Turning to Mat, “as for you, you need to get to the Thieves guild soon, but go at night. Don’t worry about fitting two guilds in on the same day, your friend here will either be back with the blessing of the Druids, or he’ll be dead before nightfall. Either way, you’ll need to see the Thieves or skedaddle out of town quick. Let me go down and get those robes started.” Looking Mat over, “your clothes are fine the way they are. Use the same story as your friend, the across seas serving a ruler bit. You two together makes sense that way. As for the other two professions, I’d personally keep those under wraps.”

Devon said, having paled somewhat, “You think that’ll do it?”

Burf laughed again; it seemed to be a habit with him, “No, I believe that we’ll see if you’re worth your salt. Causin if you ain't, this room will be vacant by tomorrow night and I’ll be 30 gold richer. Speakin of which…” he held out his hand.

Mat went into his room and brought out a small bag, opening it, he pulled out two swords, both bigger than should fit, and a sack of gold. After counting out 30, he pushed it across the table to the dwarf. “I ain't never seen a portal bag before, that there tells me you're what you claim,” Burf said with a whistle as he scooped up the money and deposited it in his belt pouch.
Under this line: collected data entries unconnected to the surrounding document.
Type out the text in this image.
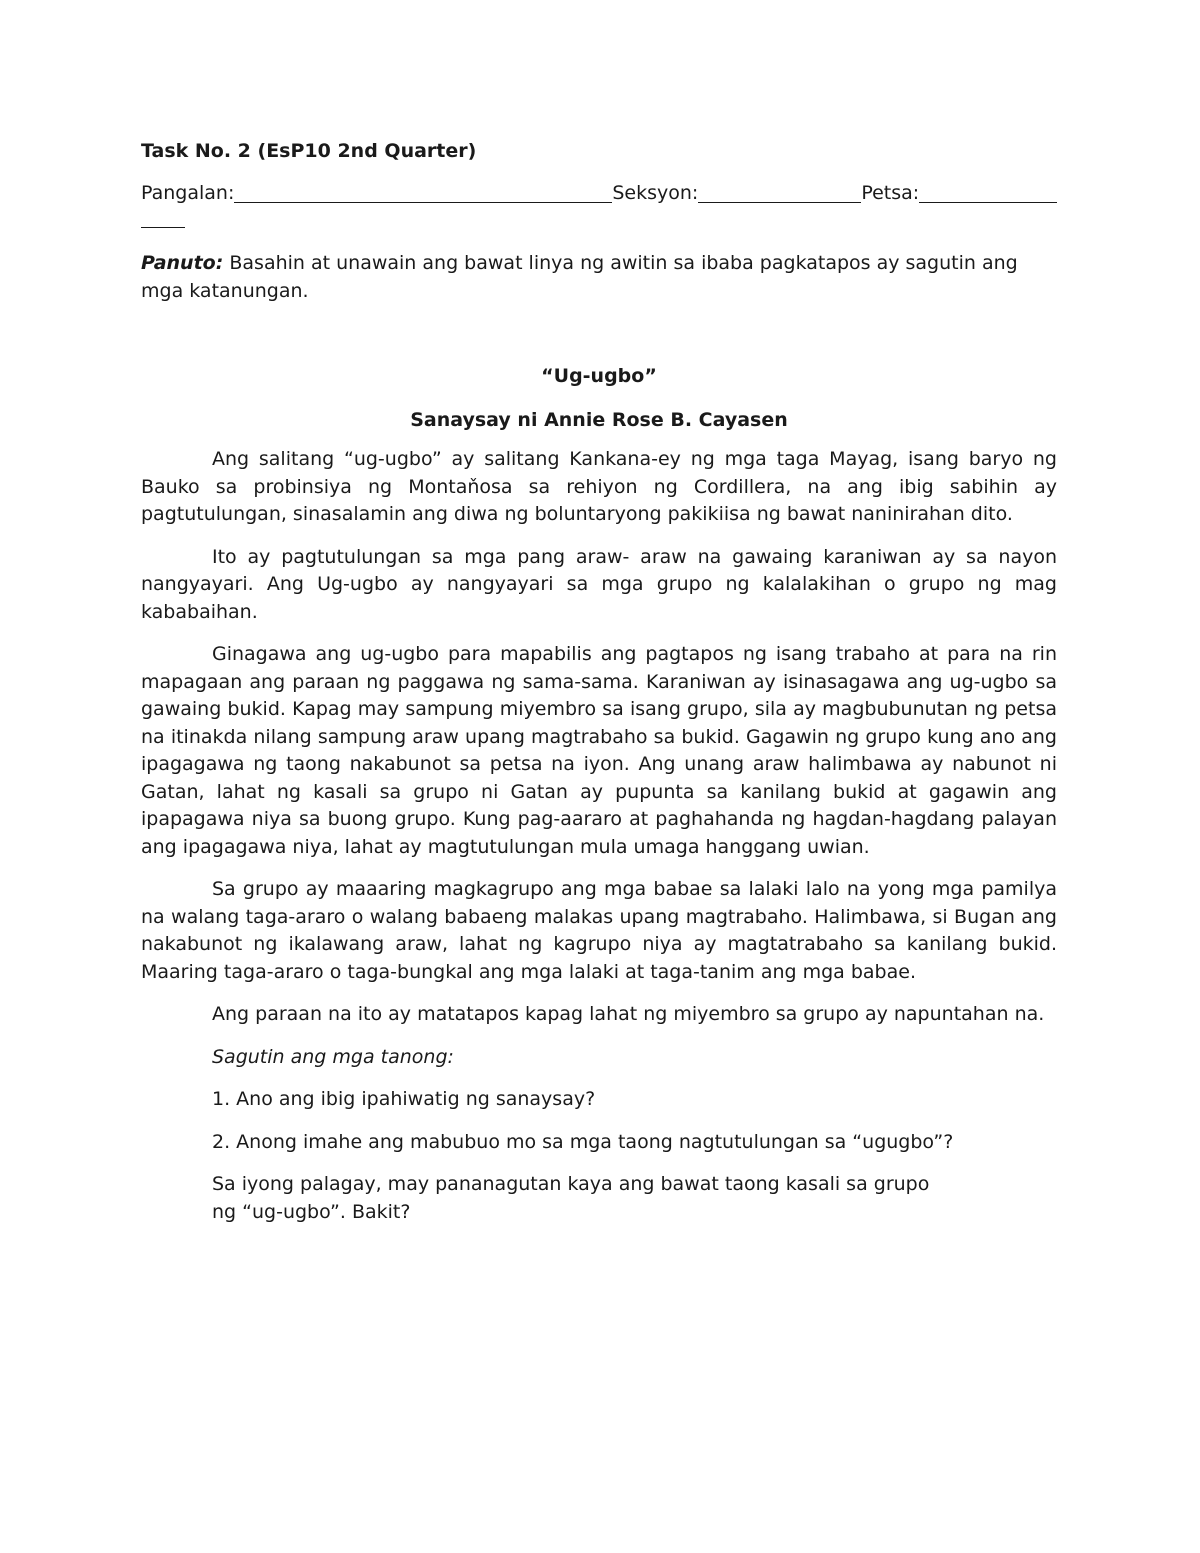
Task No. 2 (EsP10 2nd Quarter)

Pangalan:	Seksyon:	Petsa:

Panuto: Basahin at unawain ang bawat linya ng awitin sa ibaba pagkatapos ay sagutin ang mga katanungan.

“Ug-ugbo”

Sanaysay ni Annie Rose B. Cayasen

Ang salitang “ug-ugbo” ay salitang Kankana-ey ng mga taga Mayag, isang baryo ng Bauko sa probinsiya ng Montaňosa sa rehiyon ng Cordillera, na ang ibig sabihin ay pagtutulungan, sinasalamin ang diwa ng boluntaryong pakikiisa ng bawat naninirahan dito.

Ito ay pagtutulungan sa mga pang araw- araw na gawaing karaniwan ay sa nayon nangyayari. Ang Ug-ugbo ay nangyayari sa mga grupo ng kalalakihan o grupo ng mag kababaihan.

Ginagawa ang ug-ugbo para mapabilis ang pagtapos ng isang trabaho at para na rin mapagaan ang paraan ng paggawa ng sama-sama. Karaniwan ay isinasagawa ang ug-ugbo sa gawaing bukid. Kapag may sampung miyembro sa isang grupo, sila ay magbubunutan ng petsa na itinakda nilang sampung araw upang magtrabaho sa bukid. Gagawin ng grupo kung ano ang ipagagawa ng taong nakabunot sa petsa na iyon. Ang unang araw halimbawa ay nabunot ni Gatan, lahat ng kasali sa grupo ni Gatan ay pupunta sa kanilang bukid at gagawin ang ipapagawa niya sa buong grupo. Kung pag-aararo at paghahanda ng hagdan-hagdang palayan ang ipagagawa niya, lahat ay magtutulungan mula umaga hanggang uwian.

Sa grupo ay maaaring magkagrupo ang mga babae sa lalaki lalo na yong mga pamilya na walang taga-araro o walang babaeng malakas upang magtrabaho. Halimbawa, si Bugan ang nakabunot ng ikalawang araw, lahat ng kagrupo niya ay magtatrabaho sa kanilang bukid. Maaring taga-araro o taga-bungkal ang mga lalaki at taga-tanim ang mga babae.

Ang paraan na ito ay matatapos kapag lahat ng miyembro sa grupo ay napuntahan na.

Sagutin ang mga tanong:

1. Ano ang ibig ipahiwatig ng sanaysay?

2. Anong imahe ang mabubuo mo sa mga taong nagtutulungan sa “ugugbo”?

Sa iyong palagay, may pananagutan kaya ang bawat taong kasali sa grupo
ng “ug-ugbo”. Bakit?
Standing he gave them another long gaze then spit in his hand and extended it to Devon, “we have a deal.”

Leaning in Mat added in a low voice, “You keep talking about how it appears we’re what we say we are. That goes both ways dwarf, don’t betray us or you’ll find out exactly what we are.” Mat looked at Devon urging him to finish the contract.

“Really, I have to spit in my hand?” Looking down in disgust at his own palm Devon did a little putt, and then clasp hands and shook.

“Pitiful,” Burf scoffed

Before Devon could try again Mat had already spit in his and clasped the dwarf’s hand firmly. “Don’t worry; you just ensured my help. I’m a simple dwarf with simple needs, and all those needs are colored gold.” With yet another apprising look, Burf nodded, “Give me till the sun is at its highest, and I’ll have your robes.” Then he was gone.